Symptomatologie clinique

Les dyscalcémies font partie des troubles hydro-électrolytiques au même titre que les anomalies des bilans de l’eau, du chlorure de sodium, du potassium, du phosphate et de l’équilibre acide-base. Elles ont toutes en commun que leur symptomatologie clinique peut être extrêmement pauvre (voire absente) ou très marquée (presque toutes peuvent amener au coma, voire au décès) : il existe très peu de signes cliniques spécifiques. Par ailleurs, ces anomalies peuvent s’intriquer et rendre l’interprétation du profil clinicobiologique très complexe. C’est pour cela qu’il est important, au-delà de suivre un arbre décisionnel figé, de connaître à la fois la physiologie ainsi que les grands mécanismes pathologiques à l’origine de ces anomalies.
Les troubles hydro-électrolytiques sont des symptômes biologiques et, même si certaines valeurs peuvent être dangereuses, il n’existe pas de corrélation parfaite entre la biologie et la présentation clinique : le contexte et la rapidité d’installation sont probablement plus importants que la valeur en elle-même. Une hypercalcémie peut tout à fait être à l’origine d’un trouble du rythme cardiaque. En revanche, une hypercalcémie chronique (installée progressivement en plusieurs mois, voire années) n’aura pas le même retentissement cardiaque qu’une hypercalcémie aiguë (installée en quelques heures). Enfin, une hypercalcémie à 2,90 mmol/L peut être mieux tolérée qu’une hypercalcémie à 2,60 mmol/L mais qui est accompagnée d’une hyperkaliémie à 6,0 mmol/L et une acidose métabolique dans le cadre d’une insuffisance rénale aiguë.

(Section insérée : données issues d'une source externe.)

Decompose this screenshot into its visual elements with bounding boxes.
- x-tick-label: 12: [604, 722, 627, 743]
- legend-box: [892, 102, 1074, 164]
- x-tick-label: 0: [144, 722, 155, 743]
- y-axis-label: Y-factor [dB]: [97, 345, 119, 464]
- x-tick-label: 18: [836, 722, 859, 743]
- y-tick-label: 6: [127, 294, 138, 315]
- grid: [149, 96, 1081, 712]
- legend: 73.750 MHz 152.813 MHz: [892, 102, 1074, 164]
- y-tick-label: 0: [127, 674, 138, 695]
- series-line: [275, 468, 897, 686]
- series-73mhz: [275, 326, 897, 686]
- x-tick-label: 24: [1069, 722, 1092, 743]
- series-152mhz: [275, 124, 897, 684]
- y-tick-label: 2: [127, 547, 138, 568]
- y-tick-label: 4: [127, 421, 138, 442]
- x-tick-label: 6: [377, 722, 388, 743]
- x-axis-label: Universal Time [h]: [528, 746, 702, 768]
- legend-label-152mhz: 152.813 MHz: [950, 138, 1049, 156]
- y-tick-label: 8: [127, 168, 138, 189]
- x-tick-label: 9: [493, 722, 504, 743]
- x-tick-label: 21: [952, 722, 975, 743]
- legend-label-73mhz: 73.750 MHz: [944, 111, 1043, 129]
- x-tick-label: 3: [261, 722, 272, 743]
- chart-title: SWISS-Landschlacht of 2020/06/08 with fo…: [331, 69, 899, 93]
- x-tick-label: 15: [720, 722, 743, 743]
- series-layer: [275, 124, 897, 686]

Interrelations des troubles hydro-électrolytiques

L’hypercalcémie est souvent accompagnée d’une déshydratation extracellulaire (bilan négatif de chlorure de sodium). Il est important de savoir mettre en œuvre le traitement de l’une (l’expansion volémique) qui permet de réévaluer la prise en charge de l’autre (l’hyper­calcémie) : l’hydratation parentérale d’une hyper­calcémie à 2,90 mmol/L qui était initialement menaçante peut permettre d’obtenir une valeur plus proche de 2,60 mmol/L, diminuer le retentissement cardiaque et neurologique et ainsi permettre de compléter les explorations étiologiques.
Lors de la prise en charge initiale, il faut savoir changer sa stratégie au fur et à mesure de l’évolution clinicobiologique : la surveillance régulière est un élément clé permettant de s’assurer que les traitements entrepris permettent d’atteindre les objectifs prédéterminés. Par exemple, l’utilisation des biphosphonates en urgence est tout à fait indiquée dans les hypercalcémies des cancers, en particulier lorsqu’il s’agit de métastases osseuses. Ce qui ne veut pas dire que toute hypercalcémie menaçante doit être traitée par biphosphonate : il arrive malheureusement qu’un patient ayant un cancer, par exemple de la thyroïde (qui a été traité chirurgicalement par thyroïdo-para­thyroïdectomie avec curage ganglionnaire), présente une hypercalcémie par surdosage en vitamine D active dans le cadre du traitement de son hypoparathyroïdie postchirurgicale. Un traitement par biphosphonate, dans cette situation, serait catastrophique et entraînerait une hypocalcémie réfractaire prolongée, elle-même bien plus à risque de trouble du rythme que l’hypercalcémie initiale : les variations rapides sont aussi dangereuses. Il est donc important de prendre en compte l’ensemble des éléments de l’anamnèse pour choisir le traitement le plus adapté à la situation.

Troubles hydro-électrolytiques évalués par des mesures biologiques

La démarche diagnostique et la surveillance reposent essentiellement sur des mesures biologiques (dans le sang et/ou l’urine) : il faut absolument comprendre les limites (pré-analytiques et analytiques) de ces outils et savoir interagir avec les spécialistes de biologie médicale. Ceci est particulièrement important, notamment lorsque la biologie est en complète discordance avec le reste de la présentation clinicobiologique : une hypercalcémie isolée à 2,60 mmol/L, sans anomalie de la concentration circulante d’hormone para­thyroïdienne, ni de la phosphatémie, ni de la calciurie et sans aucun symptôme doit orienter soit vers une fausse hypercalcémie soit vers une forme rare (l’hypercalcémie hypocalciurique familiale). Dans tous les cas, la coopération multidisciplinaire est souvent la clé pour appréhender ces situations complexes.